When we have a challenging situation with one of the boys, we can draw from her knowledge to learn how to tweak our approach to get a more positive result. I've learned by watching her with our 20- month old that we anticipated our 4-year-old's needs too much when he was a young toddler, and that it's better for both boys to learn how to ask for what they want, and advocate for themselves. Karam has shown us that even Lochlan is capable of this skill while he is learning how to talk. He needs to be given the time to think about what he wants and be prompted to speak up for himself. She's also taught him colors and how to count to three. Karam also expertly reinforces the work our four-year-old is doing in preschool and OT by helping him with his pencil grip, letter recognition, scissor/utensil work, emotional regulation and empathy.
Beyond being excellent with our children, Karam is very easy to live with and a joy when she accompanies us on outings to see local events like the State Fair, apple orchard or on family trips like camping. She intuitively adjusted her schedule outside her working hours to fit our family's routine, doing laundry while we put the kids to bed or taking a shower when we were engaged in another activity (we have one bathroom, which she should receive the ultimate au pair award for alone). We've never had to revisit the house rules and she offers the utmost respect to our home and us.
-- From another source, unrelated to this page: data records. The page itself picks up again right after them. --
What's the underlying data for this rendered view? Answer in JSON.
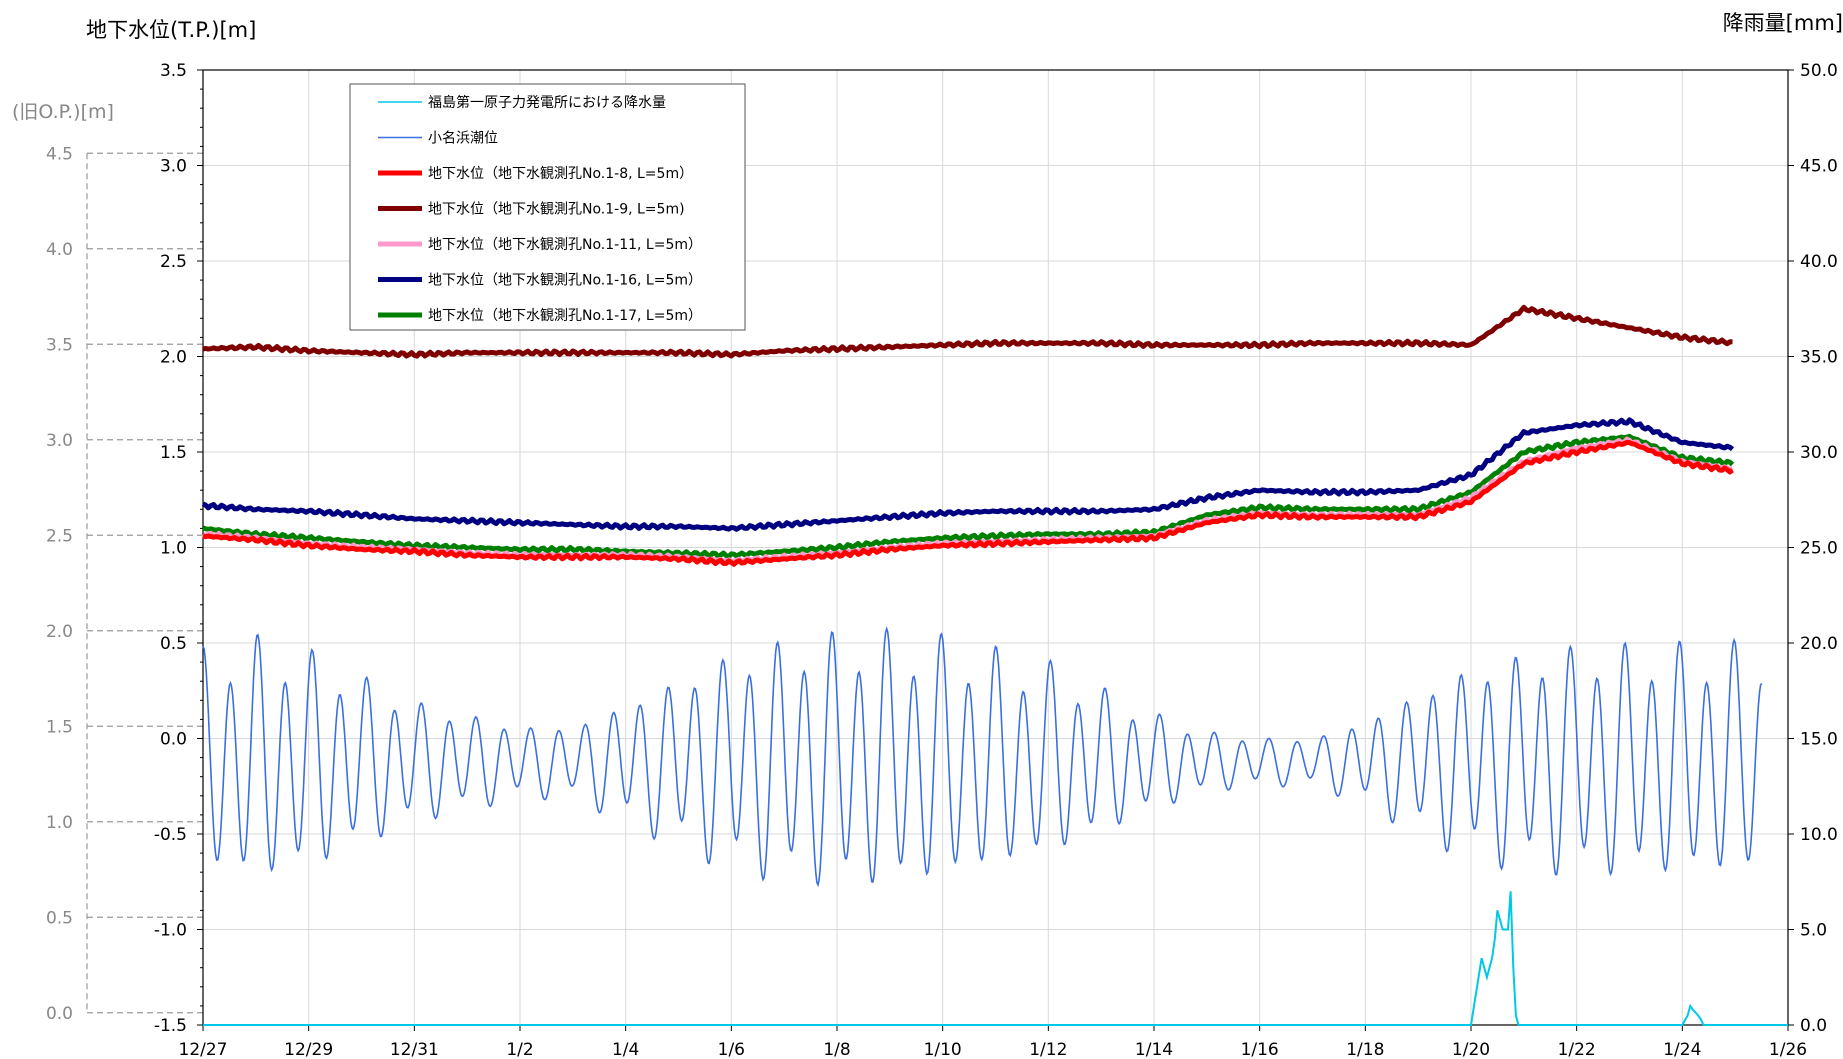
{
  "chart_data": {
    "type": "line",
    "y_left_title": "地下水位(T.P.)[m]",
    "y_left2_title": "(旧O.P.)[m]",
    "y_right_title": "降雨量[mm]",
    "y_left_ticks": [
      "3.5",
      "3.0",
      "2.5",
      "2.0",
      "1.5",
      "1.0",
      "0.5",
      "0.0",
      "-0.5",
      "-1.0",
      "-1.5"
    ],
    "y_left2_ticks": [
      "4.5",
      "4.0",
      "3.5",
      "3.0",
      "2.5",
      "2.0",
      "1.5",
      "1.0",
      "0.5",
      "0.0"
    ],
    "y_right_ticks": [
      "50.0",
      "45.0",
      "40.0",
      "35.0",
      "30.0",
      "25.0",
      "20.0",
      "15.0",
      "10.0",
      "5.0",
      "0.0"
    ],
    "x_ticks": [
      "12/27",
      "12/29",
      "12/31",
      "1/2",
      "1/4",
      "1/6",
      "1/8",
      "1/10",
      "1/12",
      "1/14",
      "1/16",
      "1/18",
      "1/20",
      "1/22",
      "1/24",
      "1/26"
    ],
    "ylim_left": [
      -1.5,
      3.5
    ],
    "ylim_left2": [
      0.0,
      4.5
    ],
    "ylim_right": [
      0.0,
      50.0
    ],
    "xlim_days": [
      0,
      30
    ],
    "grid": true,
    "legend_position": "top-left",
    "colors": {
      "rain": "#00c8e6",
      "tide": "#3a6fe0",
      "no1_8": "#ff0000",
      "no1_9": "#7f0000",
      "no1_11": "#ff99cc",
      "no1_16": "#000080",
      "no1_17": "#008000"
    },
    "legend": [
      {
        "key": "rain",
        "label": "福島第一原子力発電所における降水量"
      },
      {
        "key": "tide",
        "label": "小名浜潮位"
      },
      {
        "key": "no1_8",
        "label": "地下水位（地下水観測孔No.1-8, L=5m）"
      },
      {
        "key": "no1_9",
        "label": "地下水位（地下水観測孔No.1-9, L=5m)"
      },
      {
        "key": "no1_11",
        "label": "地下水位（地下水観測孔No.1-11, L=5m）"
      },
      {
        "key": "no1_16",
        "label": "地下水位（地下水観測孔No.1-16, L=5m）"
      },
      {
        "key": "no1_17",
        "label": "地下水位（地下水観測孔No.1-17, L=5m）"
      }
    ],
    "series": [
      {
        "key": "no1_9",
        "x": [
          0,
          1,
          2,
          3,
          4,
          5,
          6,
          7,
          8,
          9,
          10,
          11,
          12,
          13,
          14,
          15,
          16,
          17,
          18,
          19,
          20,
          21,
          22,
          23,
          24,
          25,
          26,
          27,
          28,
          29
        ],
        "values": [
          2.04,
          2.05,
          2.03,
          2.02,
          2.01,
          2.02,
          2.02,
          2.02,
          2.02,
          2.02,
          2.01,
          2.03,
          2.04,
          2.05,
          2.06,
          2.07,
          2.07,
          2.07,
          2.06,
          2.06,
          2.06,
          2.07,
          2.07,
          2.07,
          2.06,
          2.25,
          2.2,
          2.15,
          2.1,
          2.07
        ]
      },
      {
        "key": "no1_16",
        "x": [
          0,
          1,
          2,
          3,
          4,
          5,
          6,
          7,
          8,
          9,
          10,
          11,
          12,
          13,
          14,
          15,
          16,
          17,
          18,
          19,
          20,
          21,
          22,
          23,
          24,
          25,
          26,
          27,
          28,
          29
        ],
        "values": [
          1.22,
          1.2,
          1.19,
          1.17,
          1.15,
          1.14,
          1.13,
          1.12,
          1.11,
          1.11,
          1.1,
          1.12,
          1.14,
          1.16,
          1.18,
          1.19,
          1.19,
          1.19,
          1.2,
          1.26,
          1.3,
          1.29,
          1.29,
          1.3,
          1.38,
          1.6,
          1.64,
          1.66,
          1.55,
          1.52
        ]
      },
      {
        "key": "no1_17",
        "x": [
          0,
          1,
          2,
          3,
          4,
          5,
          6,
          7,
          8,
          9,
          10,
          11,
          12,
          13,
          14,
          15,
          16,
          17,
          18,
          19,
          20,
          21,
          22,
          23,
          24,
          25,
          26,
          27,
          28,
          29
        ],
        "values": [
          1.1,
          1.07,
          1.05,
          1.03,
          1.01,
          1.0,
          0.99,
          0.99,
          0.98,
          0.97,
          0.96,
          0.98,
          1.0,
          1.03,
          1.05,
          1.06,
          1.07,
          1.07,
          1.08,
          1.17,
          1.21,
          1.2,
          1.2,
          1.2,
          1.29,
          1.5,
          1.55,
          1.58,
          1.47,
          1.44
        ]
      },
      {
        "key": "no1_11",
        "x": [
          0,
          1,
          2,
          3,
          4,
          5,
          6,
          7,
          8,
          9,
          10,
          11,
          12,
          13,
          14,
          15,
          16,
          17,
          18,
          19,
          20,
          21,
          22,
          23,
          24,
          25,
          26,
          27,
          28,
          29
        ],
        "values": [
          1.07,
          1.05,
          1.02,
          1.0,
          0.99,
          0.97,
          0.96,
          0.96,
          0.96,
          0.95,
          0.93,
          0.95,
          0.97,
          1.0,
          1.02,
          1.03,
          1.04,
          1.05,
          1.06,
          1.14,
          1.18,
          1.17,
          1.17,
          1.17,
          1.26,
          1.45,
          1.52,
          1.56,
          1.45,
          1.41
        ]
      },
      {
        "key": "no1_8",
        "x": [
          0,
          1,
          2,
          3,
          4,
          5,
          6,
          7,
          8,
          9,
          10,
          11,
          12,
          13,
          14,
          15,
          16,
          17,
          18,
          19,
          20,
          21,
          22,
          23,
          24,
          25,
          26,
          27,
          28,
          29
        ],
        "values": [
          1.06,
          1.04,
          1.01,
          0.99,
          0.98,
          0.96,
          0.95,
          0.95,
          0.95,
          0.94,
          0.92,
          0.94,
          0.96,
          0.99,
          1.01,
          1.02,
          1.03,
          1.04,
          1.05,
          1.13,
          1.17,
          1.16,
          1.16,
          1.16,
          1.24,
          1.44,
          1.5,
          1.55,
          1.44,
          1.4
        ]
      }
    ],
    "tide": {
      "amplitude_by_day": [
        0.9,
        1.0,
        0.9,
        0.7,
        0.5,
        0.4,
        0.3,
        0.3,
        0.5,
        0.7,
        0.9,
        1.0,
        1.05,
        1.05,
        1.0,
        0.9,
        0.8,
        0.6,
        0.4,
        0.25,
        0.2,
        0.2,
        0.35,
        0.6,
        0.8,
        0.9,
        0.95,
        0.95,
        0.95,
        0.95,
        0.95
      ],
      "mean": -0.12
    },
    "rain": {
      "x": [
        0,
        24.0,
        24.2,
        24.3,
        24.4,
        24.45,
        24.5,
        24.6,
        24.7,
        24.75,
        24.8,
        24.85,
        24.9,
        25.0,
        28.0,
        28.1,
        28.15,
        28.2,
        28.3,
        28.35,
        28.4,
        30
      ],
      "values": [
        0,
        0,
        3.5,
        2.5,
        3.5,
        4.5,
        6.0,
        5.0,
        5.0,
        7.0,
        3.0,
        0.5,
        0,
        0,
        0,
        0.5,
        1.0,
        0.8,
        0.5,
        0.3,
        0,
        0
      ]
    }
  }
}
She freely helps with dishes without prompting and has even taught both boys how to clear their dishes from the table. We allocate 1-2 hours each week for "kids chores" and during that time she does all the kid's laundry. One day, our boys' grandparents took them for most of the day, so instead of providing care to them, Karam helped me systematically sort through every single toy in the play room so we could donate, throw or sell any toys that were no longer being used or were broken.
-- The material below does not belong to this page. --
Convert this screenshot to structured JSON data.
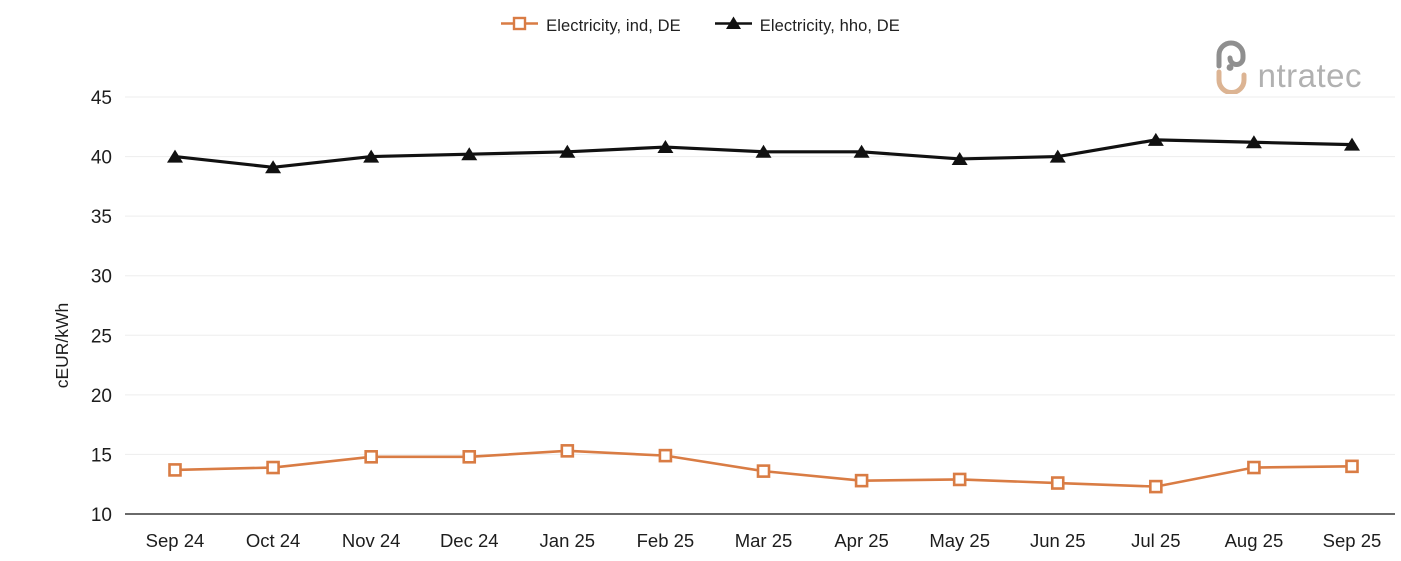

Honestly, I could go on, but it should be clear by now that Karam is the ultimate au pair in every way. She has made our lives easier and more interesting every day because of her knowledge of children, household assistance, and positive presence. Each day when I need to leave my boys, I have such a sense of calm and gratitude that they are at home and with someone who is so patient, caring and knowledgeable. I only hope that she has a similarly wonderful experience with us as her Host Family, and that we can accomplish the Minnesota "bucket list" we've prepared for her.